FL (programming language)

FL
Paradigm function-level, functional
Designed by John Backus
John Williams
Edward Wimmers
First appeared 1989
Typing discipline dynamic
Influenced by
FP
Influenced
J

FL (short for Function Level) is a functional programming language created at the IBM Almaden Research Center by John Backus, John Williams, and Edward Wimmers in the 1980s and documented in a report from 1989.[1] FL was designed as a successor of Backus' earlier FP language, providing specific support for what Backus termed function-level programming.

FL is a dynamically typed strict functional programming language with throw and catch exception semantics much like in ML. Each function has an implicit history argument which is used for doing things like strictly functional input/output (I/O), but is also used for linking to C code. For doing optimization, there exists a type-system which is an extension of Hindley–Milner type inference.
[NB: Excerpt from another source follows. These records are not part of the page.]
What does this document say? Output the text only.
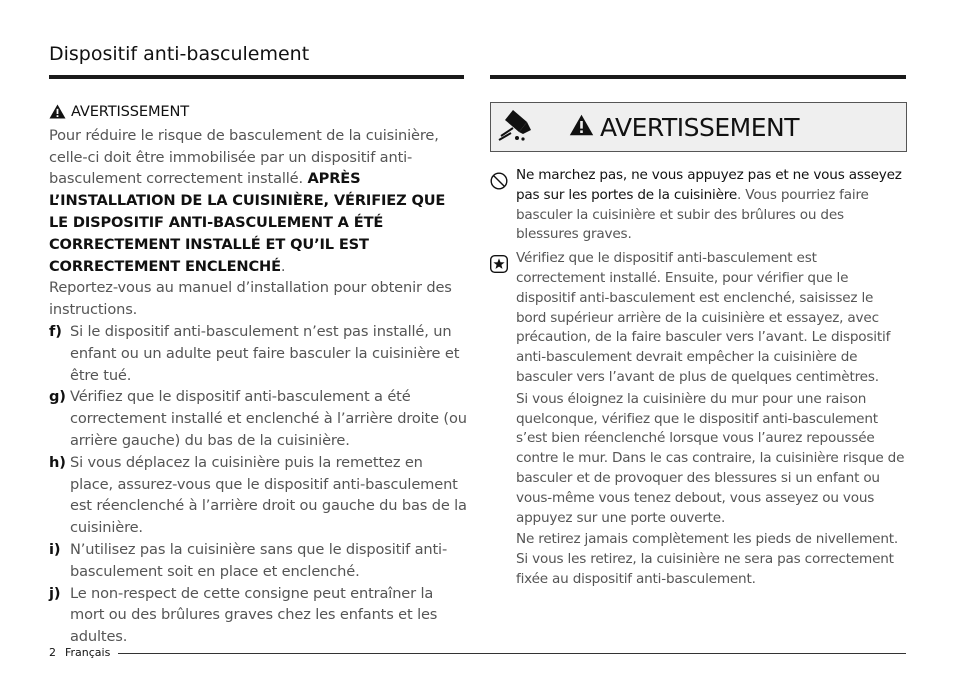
Dispositif anti-basculement
AVERTISSEMENT

Pour réduire le risque de basculement de la cuisinière, celle-ci doit être immobilisée par un dispositif anti-basculement correctement installé. APRÈS L’INSTALLATION DE LA CUISINIÈRE, VÉRIFIEZ QUE LE DISPOSITIF ANTI-BASCULEMENT A ÉTÉ CORRECTEMENT INSTALLÉ ET QU’IL EST CORRECTEMENT ENCLENCHÉ.

Reportez-vous au manuel d’installation pour obtenir des instructions.

f) Si le dispositif anti-basculement n’est pas installé, un enfant ou un adulte peut faire basculer la cuisinière et être tué.
g) Vérifiez que le dispositif anti-basculement a été correctement installé et enclenché à l’arrière droite (ou arrière gauche) du bas de la cuisinière.
h) Si vous déplacez la cuisinière puis la remettez en place, assurez-vous que le dispositif anti-basculement est réenclenché à l’arrière droit ou gauche du bas de la cuisinière.
i) N’utilisez pas la cuisinière sans que le dispositif anti-basculement soit en place et enclenché.
j) Le non-respect de cette consigne peut entraîner la mort ou des brûlures graves chez les enfants et les adultes.
AVERTISSEMENT

Ne marchez pas, ne vous appuyez pas et ne vous asseyez pas sur les portes de la cuisinière. Vous pourriez faire basculer la cuisinière et subir des brûlures ou des blessures graves.

Vérifiez que le dispositif anti-basculement est correctement installé. Ensuite, pour vérifier que le dispositif anti-basculement est enclenché, saisissez le bord supérieur arrière de la cuisinière et essayez, avec précaution, de la faire basculer vers l’avant. Le dispositif anti-basculement devrait empêcher la cuisinière de basculer vers l’avant de plus de quelques centimètres.

Si vous éloignez la cuisinière du mur pour une raison quelconque, vérifiez que le dispositif anti-basculement s’est bien réenclenché lorsque vous l’aurez repoussée contre le mur. Dans le cas contraire, la cuisinière risque de basculer et de provoquer des blessures si un enfant ou vous-même vous tenez debout, vous asseyez ou vous appuyez sur une porte ouverte.

Ne retirez jamais complètement les pieds de nivellement. Si vous les retirez, la cuisinière ne sera pas correctement fixée au dispositif anti-basculement.

2 Français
Many of the language’s innovative ideas have since been implemented in Kenneth E. Iverson’s J language.

Uses

PLaSM is a "geometry-oriented extension of a subset of the FL language"[2] first described in 1992.

References

  1. Aiken, Alexander; Williams, John H.; Wimmers, Edward L. "The FL Project: Design of a Functional Language" (PDF). Stanford University.
  2. "Introduction to FL and PLaSM". plasm.net.